Zapp is actively concocting a revenge plan against her dead cat for dying, I wouldn't exact call that mourning lol, she wants to make it suffer more (somehow)
When Baljeet is told his plan "sounds suffocate-y", he notes that he will "disintegrate that bridge when he gets to it", indicating he had some plan to stop everyone from dying.
Yeah, him and Rosie I think are both the primary MB potentials at the moment, IMO.
^^ Ehhh, I'd say Alastor passes. He has a ton of a corpses in his house in the flashback we see to conduct the ritual to commune with Rosie, and Rosie notes she doesn't know how many times he'd have to have tried (by killing more people). All when he was just a human, too.
I figured he wouldn't hit given pet redeeming qualities are rarely subverted... boy was I wrong, he fires the laser near the shark repeatedly while trying to kill Alastor and then doesn't care he might blow the city up with the shark right there.

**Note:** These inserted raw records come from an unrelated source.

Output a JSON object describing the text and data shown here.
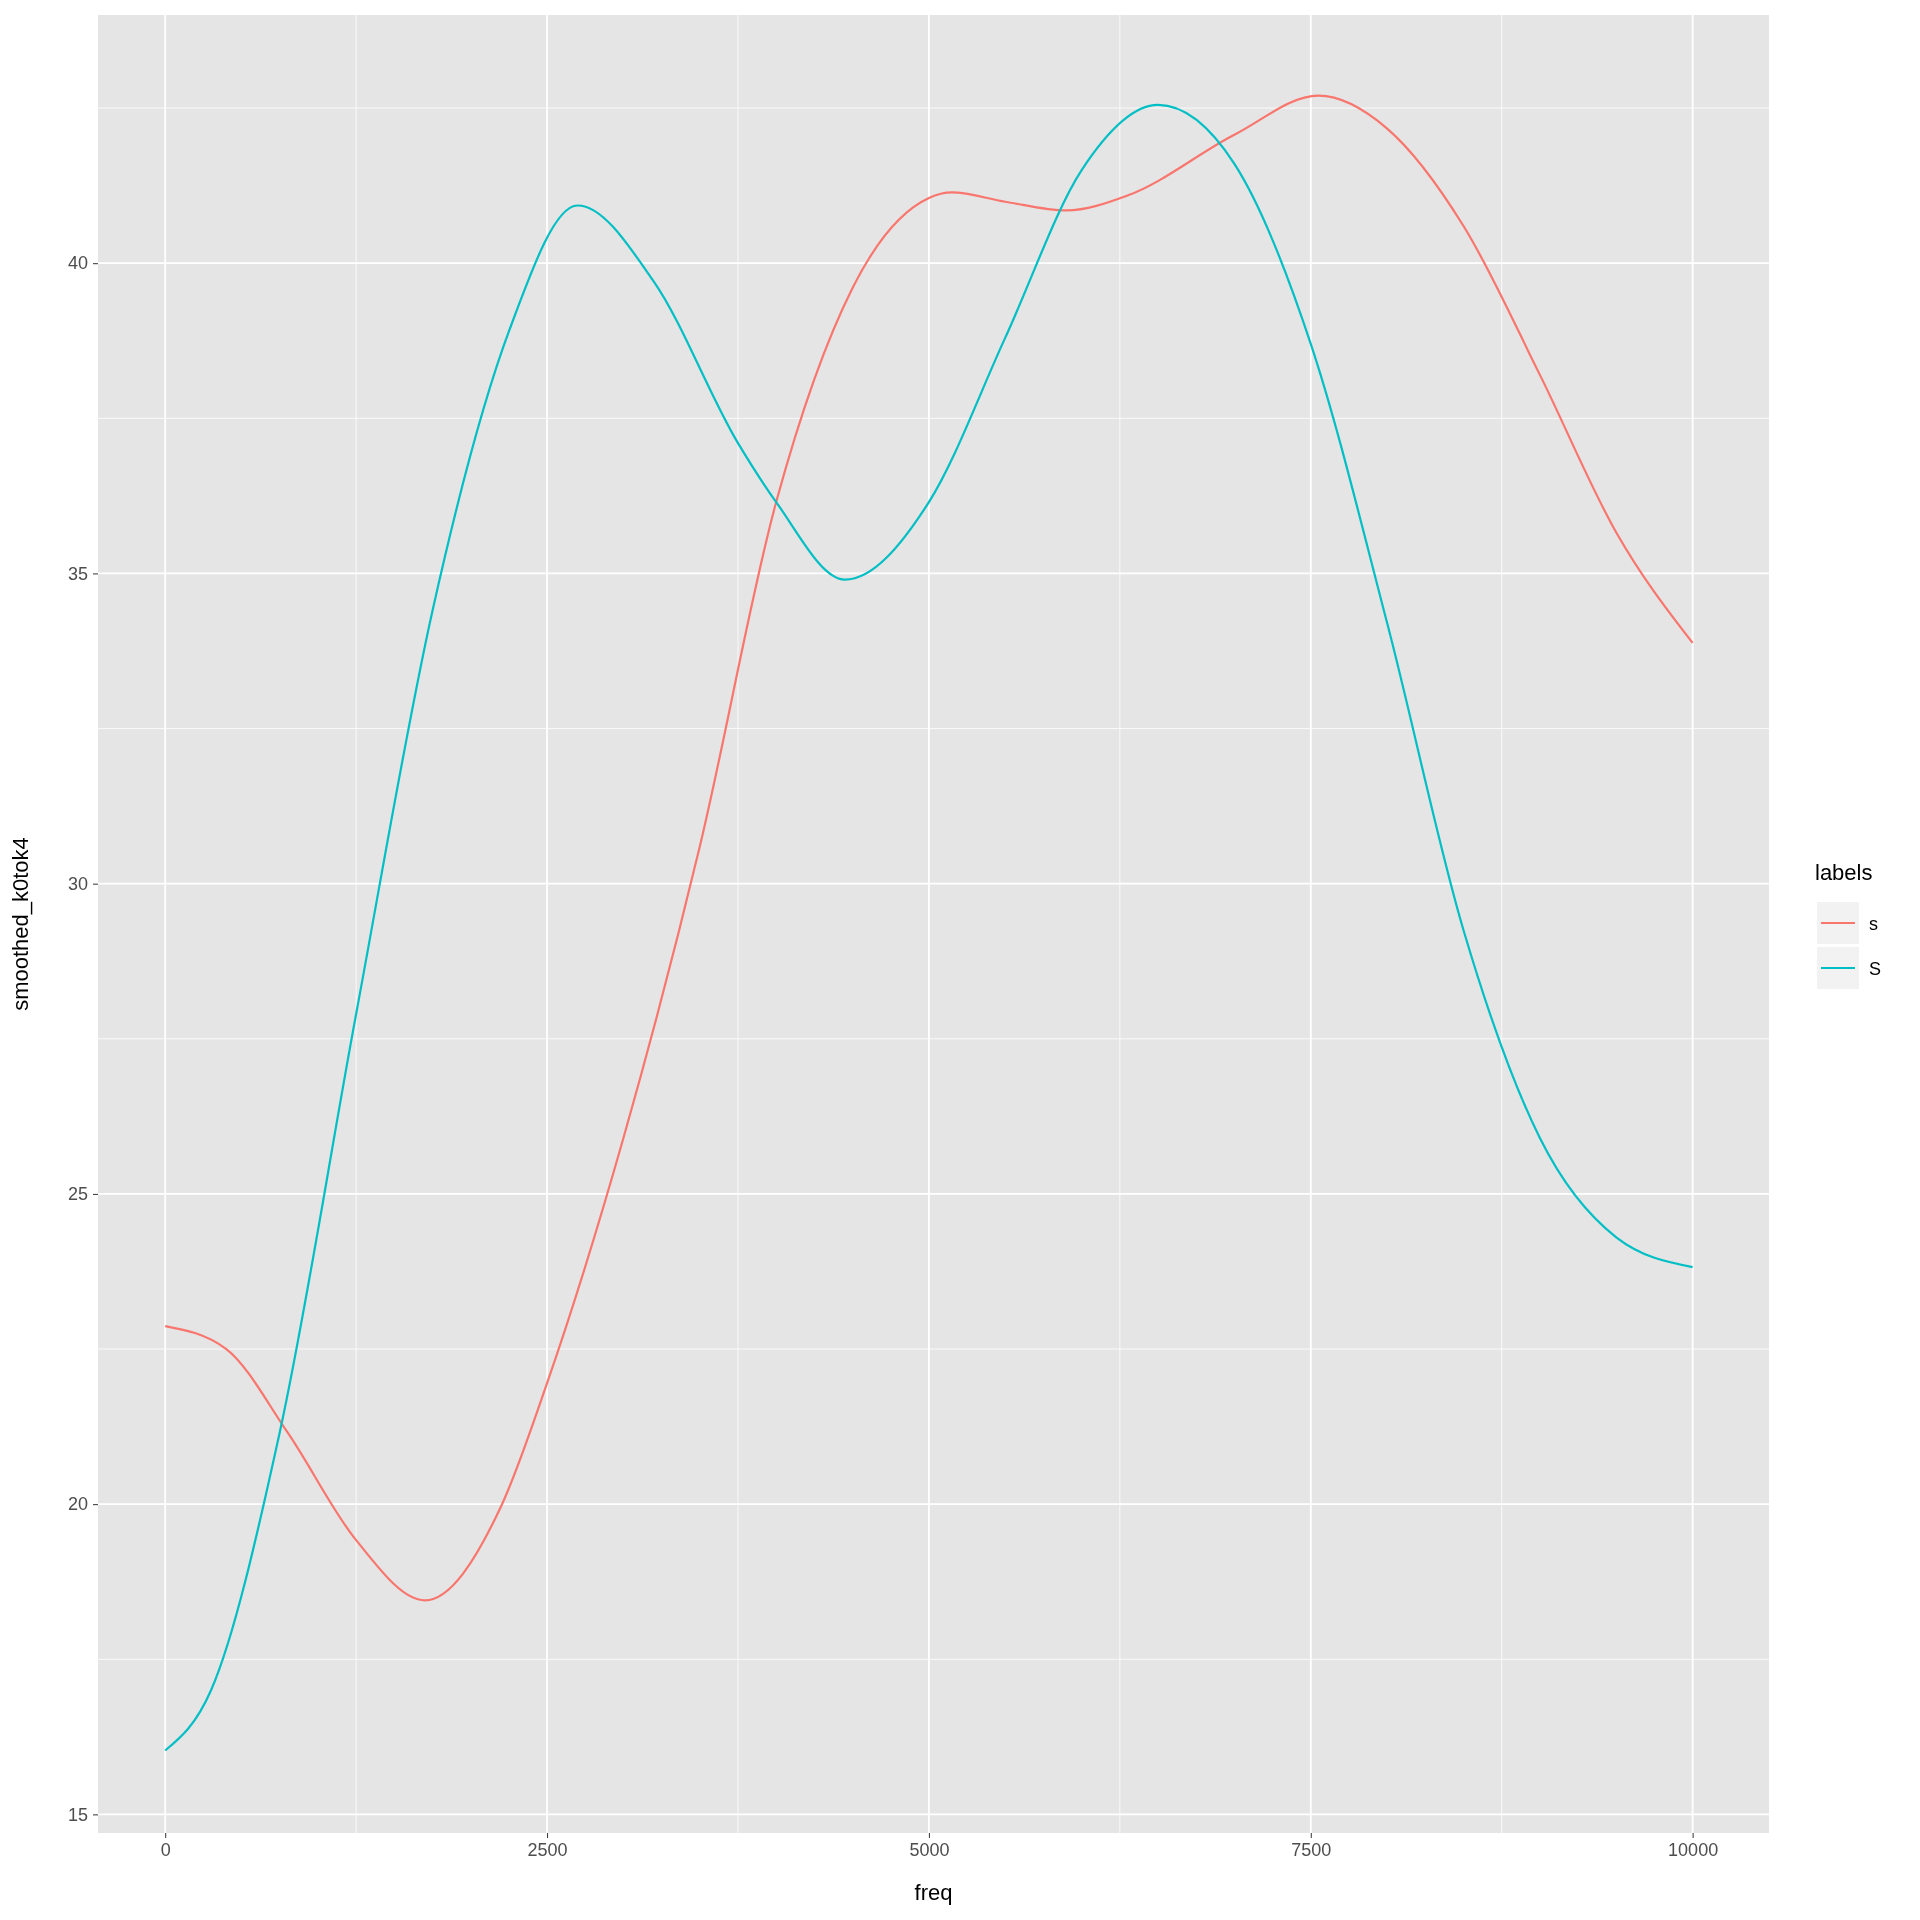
{
  "chart_data": {
    "type": "line",
    "xlabel": "freq",
    "ylabel": "smoothed_k0tok4",
    "legend_title": "labels",
    "xlim": [
      -440,
      10500
    ],
    "ylim": [
      14.7,
      44
    ],
    "xticks": [
      0,
      2500,
      5000,
      7500,
      10000
    ],
    "yticks": [
      15,
      20,
      25,
      30,
      35,
      40
    ],
    "grid": true,
    "legend": "right",
    "marker": "none",
    "line_style": "solid",
    "series": [
      {
        "name": "s",
        "color": "#f8766d",
        "x": [
          0,
          400,
          800,
          1250,
          1700,
          2200,
          2500,
          3000,
          3500,
          4000,
          4500,
          5000,
          5150,
          5500,
          5900,
          6300,
          7000,
          7550,
          8000,
          8500,
          9000,
          9500,
          10000
        ],
        "values": [
          22.87,
          22.5,
          21.16,
          19.42,
          18.45,
          19.97,
          21.95,
          25.9,
          30.6,
          36.15,
          39.6,
          41.05,
          41.14,
          40.99,
          40.85,
          41.09,
          42.07,
          42.7,
          42.17,
          40.6,
          38.2,
          35.66,
          33.88
        ]
      },
      {
        "name": "S",
        "color": "#00bfc4",
        "x": [
          0,
          300,
          750,
          1250,
          1750,
          2250,
          2700,
          3200,
          3750,
          4000,
          4450,
          5000,
          5500,
          6000,
          6500,
          7000,
          7500,
          8000,
          8500,
          9000,
          9500,
          10000
        ],
        "values": [
          16.03,
          17.0,
          21.16,
          27.9,
          34.4,
          38.9,
          40.93,
          39.7,
          37.1,
          36.15,
          34.9,
          36.15,
          38.8,
          41.5,
          42.55,
          41.6,
          38.7,
          34.2,
          29.25,
          25.9,
          24.3,
          23.82
        ]
      }
    ]
  }
}
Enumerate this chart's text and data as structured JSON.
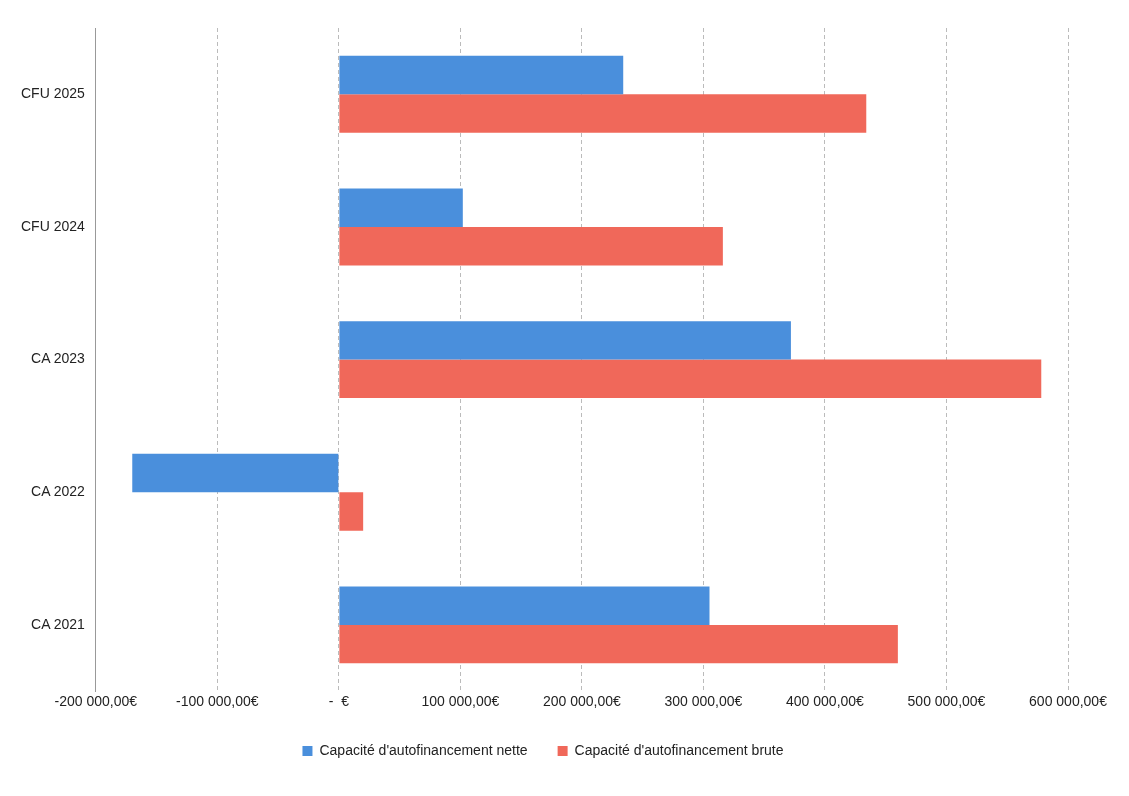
{
  "chart_data": {
    "type": "bar",
    "orientation": "horizontal",
    "categories": [
      "CFU 2025",
      "CFU 2024",
      "CA 2023",
      "CA 2022",
      "CA 2021"
    ],
    "series": [
      {
        "name": "Capacité d'autofinancement nette",
        "color": "#4a8fdc",
        "values": [
          234000,
          102000,
          372000,
          -170000,
          305000
        ]
      },
      {
        "name": "Capacité d'autofinancement brute",
        "color": "#f0685a",
        "values": [
          434000,
          316000,
          578000,
          20000,
          460000
        ]
      }
    ],
    "xlim": [
      -200000,
      600000
    ],
    "xticks": [
      {
        "value": -200000,
        "label": "-200 000,00€"
      },
      {
        "value": -100000,
        "label": "-100 000,00€"
      },
      {
        "value": 0,
        "label": "-  €"
      },
      {
        "value": 100000,
        "label": "100 000,00€"
      },
      {
        "value": 200000,
        "label": "200 000,00€"
      },
      {
        "value": 300000,
        "label": "300 000,00€"
      },
      {
        "value": 400000,
        "label": "400 000,00€"
      },
      {
        "value": 500000,
        "label": "500 000,00€"
      },
      {
        "value": 600000,
        "label": "600 000,00€"
      }
    ],
    "grid": "x",
    "legend": "bottom"
  }
}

I think he ultimately lands, yeah.
The video game is in a separate continuity with less comedic sociopathy.
He should be good.
I think Doombringer should keep just given how she's a straight-up serial killer lol, given most villains tend to go more "grand scale" in crimes rather than more grounded serial murder (like all the planet-busting people get up to).
Evil Unalaq is a shoe-in too, he's outright an eviler parody of an already PE villain lmao
Can't speak too much on the others given lack of familiarity, but those two are golden for Silly IMO.
Really, I'm only fine with them because outright attempted mass murder in such a light-hearted franchise is so jarring that it crosses past what would be "expected" of the baseline.
Is that a gag? That comes across to me more as just another particularly grim detail of the sequence - they're having the child read his last rites before horrifically murdering him.
I think he's fine for straight, the "death chamber" thing is a genuinely grim scene given the wacky time period.